P. Serge è ''licenziato'', ad Ancona: Summa cum laude in teologia
Si intitola "I sacramenti, luogo di senso e prassi di speranza", la tesi presentata l'8 novembre da p. Serge Arthur Tchatche, saveriano della comunità di Ancona, presso l'istituto teologico marchigiano di Ancona.
Da tre anni p. Serge stava lavorando per conseguire la licenza in Teologia Sacramentaria, un obiettivo che si è concluso con il massimo del risultato "Summa cum laude".
Tuttavia la gioia più grande è stata quella di discutere il proprio lavoro, alla presenza dei giovani e degli amici con cui sta lavorando da anni ad Ancona. "Non mi aspettavo sareste venuti in tanti, grazie a tutti!", ha detto p. Serge dopo la discussione. Infatti, grazie a tutti coloro che sono accorsi, si è creato un bel clima di famiglia.
L'emozione, la trepidazione di quei momenti sono diventati anche per noi che eravamo andati ad assistere, un mix intenso che ci faceva gustare la gioia di quel traguardo che p. Serge stava per raggiungere. Del resto, una gioia se non è condivisa, che gioia è?
Sono molto contento di aver partecipato a questo evento. Serge mi ha detto che alla sua discussione del Baccalaureato in Sacra Teologia, era soltanto lui e la commissione.

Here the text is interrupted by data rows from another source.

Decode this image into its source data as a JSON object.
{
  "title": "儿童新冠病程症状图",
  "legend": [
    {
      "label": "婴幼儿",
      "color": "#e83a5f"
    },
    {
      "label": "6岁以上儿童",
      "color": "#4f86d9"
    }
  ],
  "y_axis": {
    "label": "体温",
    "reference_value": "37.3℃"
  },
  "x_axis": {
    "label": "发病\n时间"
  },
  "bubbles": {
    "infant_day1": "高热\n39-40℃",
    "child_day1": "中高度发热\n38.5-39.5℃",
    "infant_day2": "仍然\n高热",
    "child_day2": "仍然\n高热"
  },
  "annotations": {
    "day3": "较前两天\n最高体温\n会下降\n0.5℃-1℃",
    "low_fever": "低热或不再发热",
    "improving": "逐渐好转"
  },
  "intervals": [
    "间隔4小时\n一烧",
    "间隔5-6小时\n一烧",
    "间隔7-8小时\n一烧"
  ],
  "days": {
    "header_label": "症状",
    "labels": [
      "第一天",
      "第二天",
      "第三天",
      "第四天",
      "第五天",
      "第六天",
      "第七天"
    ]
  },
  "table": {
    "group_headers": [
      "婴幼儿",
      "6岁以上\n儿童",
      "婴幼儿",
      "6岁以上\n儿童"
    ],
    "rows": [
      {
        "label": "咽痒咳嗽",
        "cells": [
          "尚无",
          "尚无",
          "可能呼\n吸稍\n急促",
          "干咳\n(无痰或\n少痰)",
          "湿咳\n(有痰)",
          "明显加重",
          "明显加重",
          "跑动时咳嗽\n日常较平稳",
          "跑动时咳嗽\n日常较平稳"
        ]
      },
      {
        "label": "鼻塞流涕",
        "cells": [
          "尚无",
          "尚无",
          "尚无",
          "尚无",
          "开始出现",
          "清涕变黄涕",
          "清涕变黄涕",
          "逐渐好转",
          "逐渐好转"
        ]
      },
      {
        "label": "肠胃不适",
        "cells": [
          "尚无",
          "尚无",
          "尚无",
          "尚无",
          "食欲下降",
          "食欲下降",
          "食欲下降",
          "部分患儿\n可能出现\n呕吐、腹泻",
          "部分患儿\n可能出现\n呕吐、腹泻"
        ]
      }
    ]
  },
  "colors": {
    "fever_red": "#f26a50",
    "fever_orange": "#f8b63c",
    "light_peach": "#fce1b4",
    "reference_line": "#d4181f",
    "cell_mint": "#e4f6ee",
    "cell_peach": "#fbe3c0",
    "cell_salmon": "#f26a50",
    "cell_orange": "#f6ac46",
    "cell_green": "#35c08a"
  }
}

Qui ad Ancona, invece, ha ricevuto l'affetto e la presenza di tanti. Per un missionario, lontano dalla propria patria e dalla propria famiglia, tutto acquista un sapore diverso. Anche le celebrazioni importanti della vita, come il conseguimento di una laurea o un dottorato, ci mostrano la verità delle parole di Gesù:
"Chiunque avrà lasciato case, fratelli, sorelle, padre, madre, figli, campi per il mio nome, riceverà cento volte tanto e avrà in eredità la vita eterna" (Mt 19,29).